The presence of correlated features among input variables can compromise model stability and increase sensitivity to uncertainties. To evaluate input stability, this study further quantified linear dependencies among features using the Pearson correlation coefficient. Figure 10 displays the correlation matrix among input features, where the size of each pixel reflects similarity between features. The higher the Pearson index, the stronger their correlation. Results demonstrate the correlation coefficients for all feature pairs are below 0.1, confirming no significant correlations among the input features. The input dataset thus meet the basic requirement of feature independence for machine learning models, which effectively avoids the risk of overfitting due to feature redundancy and ensures the reliability of the prediction results.

Fig. 9

The feature importance scores of input parameters in the STGPM.

Fig. 10

The feature correlation estimates of input parameters in the STGPM.

Conclusion

This study proposed a novel deep learning approach that significantly advanced groundwater level forecasting capabilities. By integrating GraphSAGE’s spatial representation power with a multi-branch GRU architecture featuring attention mechanisms, our framework successfully captured both the hydrological connectivity between monitoring wells and multi-scale temporal dynamics of groundwater systems. The model’s exceptional performance demonstrated the critical importance of explicitly incorporating spatial dependencies for accurate and generalizable predictions.

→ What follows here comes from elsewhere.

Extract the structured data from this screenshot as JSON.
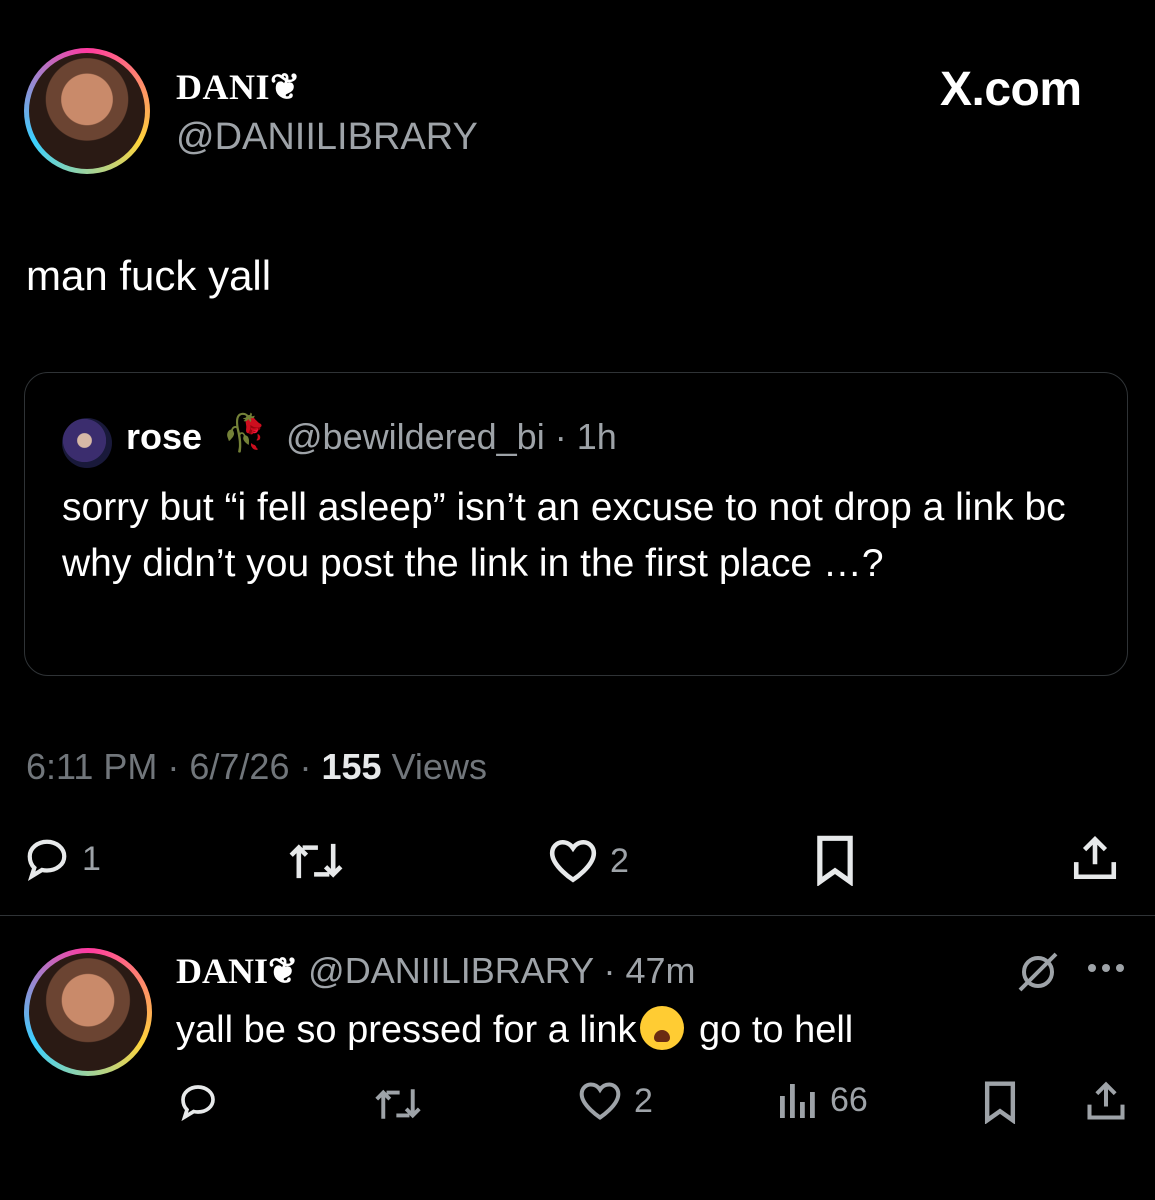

Through comprehensive ablation studies and benchmarking against state-of-the-art models, we established three key contributions to the field: First, the STGPM provided a novel architectural paradigm for spatio-temporal modeling in hydrogeology that effectively addressed the limitations of conventional time-series approaches. Second, through rigorous experimental validation, we quantitatively demonstrated the critical contribution of spatial features—specifically hydraulic connectivity between adjacent monitoring wells—to both prediction accuracy and model generalizability. Third, beyond providing a high-performance forecasting tool for groundwater dynamics, our methodology offered a valuable reference framework for addressing prediction challenges in other environmentally complex systems characterized by strong spatial heterogeneity, such as water quality forecasting and soil moisture prediction.

In future work, we will collect more data for model training to enhance its predictive capability and accuracy. By leveraging these improvements, researchers and decision-makers can advance their understanding and management of groundwater resources, ultimately contributing to the implementation of sustainable water management practices.